Text: Hilary Venables. Article from the July 2014 issue of Noseweek Magazine.
Sixty percent of clinical drug trial results are not being shared with the public.
Never mind illegal drugs, prescription medication is being increasingly fingered as a major cause of premature death in rich countries. But they continue to be marketed and sold as though the risks were perfectly acceptable. A website called Rxisk.com could change all that.
“No one knows drug side-effects like the person who is taking a pill. Yet your voice is increasingly being silenced. You and your doctor may have been told there is no evidence linking the treatment you are on to the problems you are experiencing. This is because most data on prescription drugs is owned by the multinational pharmaceutical companies who run almost all clinical drug trials (60% of which are never reported). They simply are not sharing data that may affect their bottom lines.”
These words are not the ravings of a conspiracy theorist or religious cult, but the opinion of a team of medical and pharmacological professionals determined to shine a billion lights on the true risks of commonly prescribed medicines. Through their website, Rxisk.com, they are encouraging patients anywhere in the world to report adverse reactions they associate with taking prescription medicines.
The website provides a detailed reporting form which can be submitted directly to the Rxisk team. In return, the patient receives a personal assessment which they can show to their doctor or pharmacist, who in turn can provide feedback through a secure link.
Rxisk hopes that, by bringing doctors and pharmacists on board, they can build up a fuller picture of the impact of prescription drugs and react more quickly to signs of trouble.
Patients’ anonymised contributions are added to the site’s searchable database of 4.8 million adverse drug reactions associated with 35,000 different drug brand names.*
So if you want to know whether the anti-depressant you’ve been prescribed has been linked to sexual dysfunction, violent acts, suicide, anxiety, diabetes, birth defects or hair loss, you no longer
Website encourages patients throughout the world to report adverse reactions
have to rely on the heavily redacted literature enclosed in the pack, or your inadequately-informed shrink. You can also find out how various meds interact with each other, and what symptoms you may experience in quitting a particular drug. On top of all that, the Rxisk site offers live, personal consultations with members of its team through its online clinic.
Behind this valuable free service is an impressive line-up, headed by Dr David Healy, professor of psychiatry at Cardiff University and author of Pharmageddon (2012), one of the first books to expose the pernicious influence of Big Pharma on the practice of medicine. Also on the Rxisk team is Dr Ralph Edwards, former director of the World Health Organization’s Uppsala drug monitoring centre, as well as a raft of professors and senior scientists from medical research institutions in various parts of the world.

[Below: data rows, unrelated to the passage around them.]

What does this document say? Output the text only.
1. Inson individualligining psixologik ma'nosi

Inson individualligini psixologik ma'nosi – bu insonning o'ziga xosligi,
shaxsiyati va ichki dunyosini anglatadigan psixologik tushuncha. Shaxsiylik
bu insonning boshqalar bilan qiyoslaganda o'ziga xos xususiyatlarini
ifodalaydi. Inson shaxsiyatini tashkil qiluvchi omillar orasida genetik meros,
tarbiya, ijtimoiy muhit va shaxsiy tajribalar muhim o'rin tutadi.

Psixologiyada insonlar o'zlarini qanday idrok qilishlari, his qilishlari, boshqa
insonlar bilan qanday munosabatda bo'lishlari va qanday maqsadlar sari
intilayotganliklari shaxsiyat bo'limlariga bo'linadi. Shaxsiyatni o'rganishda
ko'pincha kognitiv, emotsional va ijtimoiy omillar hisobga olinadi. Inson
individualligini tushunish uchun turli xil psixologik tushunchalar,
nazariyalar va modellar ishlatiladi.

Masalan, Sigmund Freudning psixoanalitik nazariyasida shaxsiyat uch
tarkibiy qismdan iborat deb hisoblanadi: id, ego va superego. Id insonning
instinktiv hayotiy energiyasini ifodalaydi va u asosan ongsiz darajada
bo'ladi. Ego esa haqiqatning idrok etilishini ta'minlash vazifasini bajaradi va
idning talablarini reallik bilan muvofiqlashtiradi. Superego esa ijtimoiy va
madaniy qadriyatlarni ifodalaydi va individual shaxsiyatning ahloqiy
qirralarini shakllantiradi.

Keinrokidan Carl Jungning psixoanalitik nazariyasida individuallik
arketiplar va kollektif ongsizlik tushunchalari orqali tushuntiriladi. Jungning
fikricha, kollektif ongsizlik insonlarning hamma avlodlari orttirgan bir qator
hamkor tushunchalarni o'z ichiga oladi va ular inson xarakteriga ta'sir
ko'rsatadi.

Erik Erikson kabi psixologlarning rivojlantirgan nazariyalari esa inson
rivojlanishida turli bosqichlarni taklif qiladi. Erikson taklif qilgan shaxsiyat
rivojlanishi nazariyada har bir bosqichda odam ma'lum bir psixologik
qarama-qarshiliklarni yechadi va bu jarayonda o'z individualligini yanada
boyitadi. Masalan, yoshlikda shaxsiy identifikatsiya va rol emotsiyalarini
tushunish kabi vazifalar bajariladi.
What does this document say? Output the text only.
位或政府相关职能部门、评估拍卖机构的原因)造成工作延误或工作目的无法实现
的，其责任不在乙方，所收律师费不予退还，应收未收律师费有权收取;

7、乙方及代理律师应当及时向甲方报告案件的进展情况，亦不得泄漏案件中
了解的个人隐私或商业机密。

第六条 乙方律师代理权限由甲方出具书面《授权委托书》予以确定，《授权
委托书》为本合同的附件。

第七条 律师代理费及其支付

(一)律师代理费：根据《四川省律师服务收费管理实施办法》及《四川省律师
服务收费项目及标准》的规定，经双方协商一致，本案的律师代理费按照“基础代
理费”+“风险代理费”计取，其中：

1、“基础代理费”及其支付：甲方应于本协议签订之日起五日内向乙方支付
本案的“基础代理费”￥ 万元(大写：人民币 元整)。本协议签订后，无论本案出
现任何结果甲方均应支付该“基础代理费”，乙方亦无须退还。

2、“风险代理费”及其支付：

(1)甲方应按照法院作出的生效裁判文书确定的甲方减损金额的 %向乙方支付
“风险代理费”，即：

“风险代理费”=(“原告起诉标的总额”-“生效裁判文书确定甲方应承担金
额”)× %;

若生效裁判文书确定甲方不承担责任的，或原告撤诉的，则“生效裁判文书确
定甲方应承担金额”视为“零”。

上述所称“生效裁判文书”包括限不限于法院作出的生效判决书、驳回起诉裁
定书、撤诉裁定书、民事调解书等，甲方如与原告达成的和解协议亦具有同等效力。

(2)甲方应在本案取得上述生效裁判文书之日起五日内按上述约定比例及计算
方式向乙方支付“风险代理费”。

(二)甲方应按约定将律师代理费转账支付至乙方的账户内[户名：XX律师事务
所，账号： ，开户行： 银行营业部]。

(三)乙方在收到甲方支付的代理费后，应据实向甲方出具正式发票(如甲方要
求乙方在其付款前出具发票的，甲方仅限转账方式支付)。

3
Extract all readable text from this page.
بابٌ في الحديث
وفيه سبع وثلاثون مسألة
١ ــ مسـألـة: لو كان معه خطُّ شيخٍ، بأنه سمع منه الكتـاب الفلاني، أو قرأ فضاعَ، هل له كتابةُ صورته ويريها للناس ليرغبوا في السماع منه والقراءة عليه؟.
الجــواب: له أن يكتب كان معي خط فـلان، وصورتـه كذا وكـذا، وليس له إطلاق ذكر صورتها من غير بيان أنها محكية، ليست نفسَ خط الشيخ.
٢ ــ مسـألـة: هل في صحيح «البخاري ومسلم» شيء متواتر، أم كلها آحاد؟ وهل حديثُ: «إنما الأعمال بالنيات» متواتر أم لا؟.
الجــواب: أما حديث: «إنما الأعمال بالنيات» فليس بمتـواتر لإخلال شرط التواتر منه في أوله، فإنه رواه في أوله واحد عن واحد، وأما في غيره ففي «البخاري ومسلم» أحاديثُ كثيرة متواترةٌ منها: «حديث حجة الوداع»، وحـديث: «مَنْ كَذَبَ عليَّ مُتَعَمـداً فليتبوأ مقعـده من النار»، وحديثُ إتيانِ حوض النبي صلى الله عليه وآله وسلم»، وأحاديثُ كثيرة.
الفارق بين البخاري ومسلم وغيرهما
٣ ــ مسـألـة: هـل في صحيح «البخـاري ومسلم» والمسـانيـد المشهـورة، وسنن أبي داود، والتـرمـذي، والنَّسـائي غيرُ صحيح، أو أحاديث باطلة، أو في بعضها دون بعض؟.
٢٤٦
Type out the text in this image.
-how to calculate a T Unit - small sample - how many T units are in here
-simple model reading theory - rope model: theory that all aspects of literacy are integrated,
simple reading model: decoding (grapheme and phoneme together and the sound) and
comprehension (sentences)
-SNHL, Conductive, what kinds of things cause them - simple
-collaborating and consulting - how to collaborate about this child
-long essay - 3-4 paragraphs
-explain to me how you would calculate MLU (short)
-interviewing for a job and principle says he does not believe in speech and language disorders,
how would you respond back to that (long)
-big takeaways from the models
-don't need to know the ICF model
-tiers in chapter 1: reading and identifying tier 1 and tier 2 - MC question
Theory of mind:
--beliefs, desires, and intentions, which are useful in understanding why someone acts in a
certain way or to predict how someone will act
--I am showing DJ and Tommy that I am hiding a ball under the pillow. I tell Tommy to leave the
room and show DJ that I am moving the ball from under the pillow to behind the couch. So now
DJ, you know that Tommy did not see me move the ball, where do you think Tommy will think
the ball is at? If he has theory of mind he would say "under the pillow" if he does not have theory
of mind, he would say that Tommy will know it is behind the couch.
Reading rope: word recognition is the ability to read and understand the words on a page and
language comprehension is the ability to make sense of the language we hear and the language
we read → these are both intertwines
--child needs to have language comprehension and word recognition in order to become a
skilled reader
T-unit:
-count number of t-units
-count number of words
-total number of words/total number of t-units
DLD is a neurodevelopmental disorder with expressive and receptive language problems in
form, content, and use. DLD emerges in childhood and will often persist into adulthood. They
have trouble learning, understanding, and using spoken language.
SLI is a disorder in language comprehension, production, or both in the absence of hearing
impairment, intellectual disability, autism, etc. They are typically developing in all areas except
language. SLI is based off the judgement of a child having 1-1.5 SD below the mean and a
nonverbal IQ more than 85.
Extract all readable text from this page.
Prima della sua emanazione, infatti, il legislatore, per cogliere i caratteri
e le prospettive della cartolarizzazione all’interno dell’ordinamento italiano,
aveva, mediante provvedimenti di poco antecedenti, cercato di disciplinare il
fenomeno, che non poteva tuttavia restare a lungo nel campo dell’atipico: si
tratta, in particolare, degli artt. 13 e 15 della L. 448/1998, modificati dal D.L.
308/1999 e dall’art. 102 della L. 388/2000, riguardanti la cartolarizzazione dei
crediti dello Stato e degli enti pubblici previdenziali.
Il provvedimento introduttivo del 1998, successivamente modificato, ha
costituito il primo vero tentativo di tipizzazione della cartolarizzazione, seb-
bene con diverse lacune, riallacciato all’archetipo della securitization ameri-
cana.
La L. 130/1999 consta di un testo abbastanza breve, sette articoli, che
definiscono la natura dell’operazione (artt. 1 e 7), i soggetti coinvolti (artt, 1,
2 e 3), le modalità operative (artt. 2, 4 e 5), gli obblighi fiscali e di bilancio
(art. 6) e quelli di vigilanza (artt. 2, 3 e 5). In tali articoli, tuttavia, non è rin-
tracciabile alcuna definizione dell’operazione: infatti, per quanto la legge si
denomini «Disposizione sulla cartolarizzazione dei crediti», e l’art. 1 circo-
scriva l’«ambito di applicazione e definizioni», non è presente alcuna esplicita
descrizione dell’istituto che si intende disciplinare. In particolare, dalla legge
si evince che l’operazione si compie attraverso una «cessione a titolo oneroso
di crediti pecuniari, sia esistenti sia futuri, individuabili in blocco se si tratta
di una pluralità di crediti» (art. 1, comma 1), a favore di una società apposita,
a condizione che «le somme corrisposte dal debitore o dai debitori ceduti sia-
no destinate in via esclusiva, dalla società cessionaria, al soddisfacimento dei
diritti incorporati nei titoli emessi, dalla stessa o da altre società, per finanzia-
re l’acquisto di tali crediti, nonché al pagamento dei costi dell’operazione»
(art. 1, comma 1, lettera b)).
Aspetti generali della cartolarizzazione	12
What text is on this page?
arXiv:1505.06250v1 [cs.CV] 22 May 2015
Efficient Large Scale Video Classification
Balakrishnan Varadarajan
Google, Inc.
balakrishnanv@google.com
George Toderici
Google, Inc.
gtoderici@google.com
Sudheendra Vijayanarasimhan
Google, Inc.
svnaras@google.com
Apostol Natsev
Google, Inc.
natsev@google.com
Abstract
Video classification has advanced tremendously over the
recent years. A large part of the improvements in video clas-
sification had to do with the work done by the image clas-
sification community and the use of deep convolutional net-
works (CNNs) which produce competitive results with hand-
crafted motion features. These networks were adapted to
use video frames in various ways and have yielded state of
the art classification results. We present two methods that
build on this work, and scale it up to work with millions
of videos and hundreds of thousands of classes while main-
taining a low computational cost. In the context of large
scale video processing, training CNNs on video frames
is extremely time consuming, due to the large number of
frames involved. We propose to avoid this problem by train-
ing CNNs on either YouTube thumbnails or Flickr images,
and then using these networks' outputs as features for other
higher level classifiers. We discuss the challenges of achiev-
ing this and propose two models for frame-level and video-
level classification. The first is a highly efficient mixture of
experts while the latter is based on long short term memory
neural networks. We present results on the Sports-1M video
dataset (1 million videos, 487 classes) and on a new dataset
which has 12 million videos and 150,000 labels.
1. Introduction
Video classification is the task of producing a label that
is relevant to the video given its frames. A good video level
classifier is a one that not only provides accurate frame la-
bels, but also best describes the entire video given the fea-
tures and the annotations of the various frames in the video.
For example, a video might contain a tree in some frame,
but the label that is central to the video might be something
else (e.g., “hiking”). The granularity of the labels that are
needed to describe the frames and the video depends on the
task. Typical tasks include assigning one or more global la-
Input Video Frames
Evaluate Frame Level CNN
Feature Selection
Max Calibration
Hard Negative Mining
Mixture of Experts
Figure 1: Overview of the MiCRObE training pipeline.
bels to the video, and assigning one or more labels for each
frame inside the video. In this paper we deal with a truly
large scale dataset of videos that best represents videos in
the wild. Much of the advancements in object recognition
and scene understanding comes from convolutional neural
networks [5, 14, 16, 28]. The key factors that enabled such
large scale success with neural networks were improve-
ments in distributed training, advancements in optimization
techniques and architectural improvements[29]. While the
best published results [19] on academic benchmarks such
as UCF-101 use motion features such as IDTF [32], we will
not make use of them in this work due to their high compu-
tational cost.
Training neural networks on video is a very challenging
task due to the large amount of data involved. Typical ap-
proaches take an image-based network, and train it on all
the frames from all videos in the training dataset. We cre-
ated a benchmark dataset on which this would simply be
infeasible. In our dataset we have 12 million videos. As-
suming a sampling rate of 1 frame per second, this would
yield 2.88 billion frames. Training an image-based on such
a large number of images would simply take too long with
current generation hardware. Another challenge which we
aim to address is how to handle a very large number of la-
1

The site says adverse drug reactions are the fourth most common cause of death in US hospitals, and the numbers are even higher in mental health cases, where patients are less likely to be admitted before it is too late.
In the UK, adverse drug reactions account for one-in-16 hospital admissions and 4% of bed capacity. But Rxisk says it is clear that only a small fraction of serious events (those causing hospitalisation, disability or death) are ever reported and an even smaller fraction of the millions of “medically mild” events that affect concentration, judgement or the ability to care.
In South Africa, the Medicines Control Council is supposed to regulate the drug trade, but is not alone among such institutions for doing a pretty poor job. Like the US’s Federal Drug Administration (FDA), Health Canada, the UK’s Medicines and Healthcare Products Regulatory Agency and the European Medicines Agency, it has been accused of having too cosy relationships with the drug companies and being too easily satisfied with their unexamined assurances, backed only by their own research.
(Not to mention our local agency’s problems with skills shortages and a massive backlog of applications, many of them for completely untested products which go by the euphemism “complementary medicines”. See page 27.)
* The vast majority of those reports were recorded over decades by the FDA and it’s northern equivalent, Health Canada, but these are now being augmented by self-reporting from Rxisk users. In the first four months after its launch in November 2012, the Rxisk site generated more than 1,000 reports, more than those received by UK’s regulatory agency for the same period. Rxisk says it is hoping to include official data from more countries among its results in future.